Опыт не осуществился. Гашиша я так и не испробовал. Вспоминаю об этом потому, что разговор происходил тогда, когда Уточкин уже сникал. Временами он заговаривался. Как-то, усадив меня на лихача, он помчался по богатой Маразлиевской улице и, чуть ли не через каждые три дома, останавливал кучера, нервно и спешно спрыгивал с пролетки, тащил за собой меня, вбегал в подворотню и все чего-то, кого-то искал. Не прошло месяца и я узнал, что Уточкина отправили в психиатрическую лечебницу. Впрочем, скоро выпустили, и мы встретились снова.

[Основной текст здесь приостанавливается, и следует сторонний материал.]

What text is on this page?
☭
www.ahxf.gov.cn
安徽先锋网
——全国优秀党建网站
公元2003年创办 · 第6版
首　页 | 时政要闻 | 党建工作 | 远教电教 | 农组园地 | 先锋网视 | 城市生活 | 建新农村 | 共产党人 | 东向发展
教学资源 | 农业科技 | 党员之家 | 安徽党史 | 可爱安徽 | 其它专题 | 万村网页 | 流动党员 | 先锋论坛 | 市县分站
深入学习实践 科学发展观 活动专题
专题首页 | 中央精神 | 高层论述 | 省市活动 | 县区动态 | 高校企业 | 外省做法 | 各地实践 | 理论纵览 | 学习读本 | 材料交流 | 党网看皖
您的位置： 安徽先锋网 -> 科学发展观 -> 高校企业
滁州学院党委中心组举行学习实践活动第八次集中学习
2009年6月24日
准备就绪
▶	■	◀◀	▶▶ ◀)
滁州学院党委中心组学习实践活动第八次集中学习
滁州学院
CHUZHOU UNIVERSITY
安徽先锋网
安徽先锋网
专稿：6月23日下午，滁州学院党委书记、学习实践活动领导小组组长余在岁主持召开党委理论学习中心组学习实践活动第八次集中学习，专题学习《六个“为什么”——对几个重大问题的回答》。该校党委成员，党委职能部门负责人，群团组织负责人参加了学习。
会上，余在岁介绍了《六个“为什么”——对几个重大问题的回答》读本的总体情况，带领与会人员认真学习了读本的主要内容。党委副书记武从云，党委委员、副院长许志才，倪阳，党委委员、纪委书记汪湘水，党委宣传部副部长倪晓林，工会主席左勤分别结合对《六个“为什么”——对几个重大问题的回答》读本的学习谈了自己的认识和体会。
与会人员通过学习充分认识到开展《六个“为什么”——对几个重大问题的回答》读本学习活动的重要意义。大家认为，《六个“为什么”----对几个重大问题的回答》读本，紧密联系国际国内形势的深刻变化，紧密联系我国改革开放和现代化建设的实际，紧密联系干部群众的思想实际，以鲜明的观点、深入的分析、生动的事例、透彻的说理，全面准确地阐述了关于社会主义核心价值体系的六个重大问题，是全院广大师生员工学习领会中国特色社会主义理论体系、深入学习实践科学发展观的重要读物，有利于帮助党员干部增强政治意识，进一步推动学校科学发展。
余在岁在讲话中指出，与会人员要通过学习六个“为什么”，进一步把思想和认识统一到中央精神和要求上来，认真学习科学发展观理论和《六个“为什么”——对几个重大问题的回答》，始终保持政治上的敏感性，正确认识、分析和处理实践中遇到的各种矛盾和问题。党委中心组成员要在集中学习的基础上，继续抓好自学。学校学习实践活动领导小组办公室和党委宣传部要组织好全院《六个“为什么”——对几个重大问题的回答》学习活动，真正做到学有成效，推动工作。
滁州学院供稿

Никогда не забуду его вида, речей, его жалоб на какие-то обиды, на преследователей и врагов, его нервных, беспокойных подергиваний, его вскакиваний, будто каждую минуту ему надо было куда-то устремляться, кого-то догонять, звать и возвращать.
В его мозгу, в его бредовых мечтах возникали поражающие, грандиозные проекты. Из всех этих планов был приведен в исполнение самый неграндиозный: основалось «Кино-Уточкино», — хорошее, но ничем не замечательное кино, где сам Уточкин не играл и уже не мог играть никакой роли, не имел никакого значения.
Он кончил грустно и трогательно.
Огорченный русскими неудачами на войне, нося погоны прапорщика-летчика, в один непрекрасный день, он направился во дворец, к царю, чтоб предложить ему свой план победы, — последний план в своей жизни. Его схватили, заключили в сумасшедший дом, — там он окончил свои дни.
Часто я вспоминаю его глаза, — то расширенные, внезапно загорающиеся, то быстро тухнущие, вялые, совсем мертвые. В моей жизни такие глаза я видел не раз. Всегда они рождали во мне трепет, — предчувствие беды.
Впервые в газ. Сегодня (Рига), 1931, № 163,14 июня.